TypeError: object() takes no parameters

Is this at all related to what you’ve discussed above, and or would you be able to supply some simple working code?

Thanks!

EDIT: I have all this in a Jupyter notebook that might be a little more self-explanatory. Ignore the README file since it is referring to fastai v0.7.

jamesp · February 7, 2019, 7:21pm

I’m doing barebones simple stuff - using ImageNet on pretrained resnets. So, I doubt that my solution will be helpful unless your underlying problem was with the databunch, like mine was. But, here is my ImageItemList code, in case it’s helpful:

np.random.seed(42)
bs = 40
tfms = get_transforms(do_flip=False)
data = (ImageItemList.from_df(path=p/'../all/', 
                              df=annotated, 
                              cols='file',
                              suffix='.jpg')
        .random_split_by_pct(0.3)
        .label_from_df(cols=trait, label_cls=FloatList)
        .transform(tfms, size=224)
        .databunch())

data.bs = bs

learn = create_cnn(data, models.resnet50, metrics=[mean_squared_error])

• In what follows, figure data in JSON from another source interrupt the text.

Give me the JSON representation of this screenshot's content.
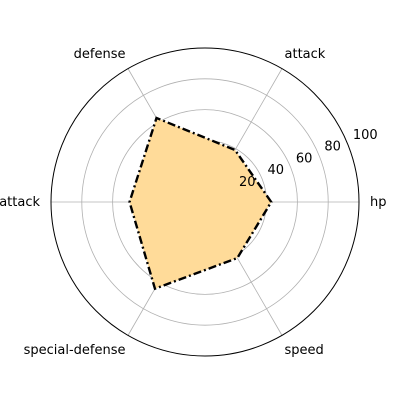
{
  "chart_data": {
    "type": "radar",
    "categories": [
      "hp",
      "attack",
      "defense",
      "special-attack",
      "special-defense",
      "speed"
    ],
    "values": [
      43,
      39,
      63,
      49,
      65,
      42
    ],
    "rlim": [
      0,
      100
    ],
    "r_ticks": [
      20,
      40,
      60,
      80,
      100
    ],
    "grid": true,
    "legend": "none",
    "colors": {
      "fill": "#ffdb99",
      "line": "#000000",
      "grid": "#b0b0b0",
      "frame": "#000000"
    }
  }
}
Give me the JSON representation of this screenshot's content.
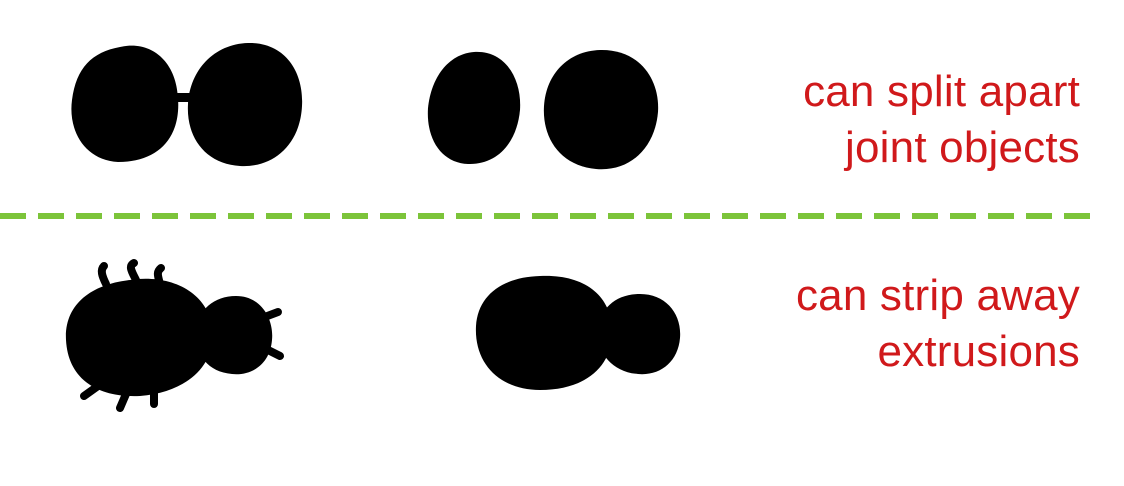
{
  "colors": {
    "background": "#ffffff",
    "blob": "#000000",
    "caption_text": "#d0191b",
    "divider": "#7cc43a"
  },
  "rows": [
    {
      "caption_lines": [
        "can split apart",
        "joint objects"
      ],
      "before_shape": "two-blobs-joined-by-bridge",
      "after_shape": "two-separate-blobs"
    },
    {
      "caption_lines": [
        "can strip away",
        "extrusions"
      ],
      "before_shape": "bug-silhouette-with-legs",
      "after_shape": "smooth-body-without-legs"
    }
  ],
  "divider_style": "dashed"
}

In this case, p is the pathlib.Path to the images, I have a dataframe called annotated with filenames and my trait of interest, and I think that’s all that’s missing from the definitions above. The key for regression was label_cls=FloatList.

jwuphysics · February 7, 2019, 7:27pm

Thanks! There was no issue with the DataBunch… I found out that the error was with the function fastai.metrics.RMSE, which for some reason gave the long chain of errors. Your use of mean_squared_error worked perfectly, and I found that using root_mean_squared_error works as well.

Now I’m just curious why fastai.metrics.RMSE causes problems…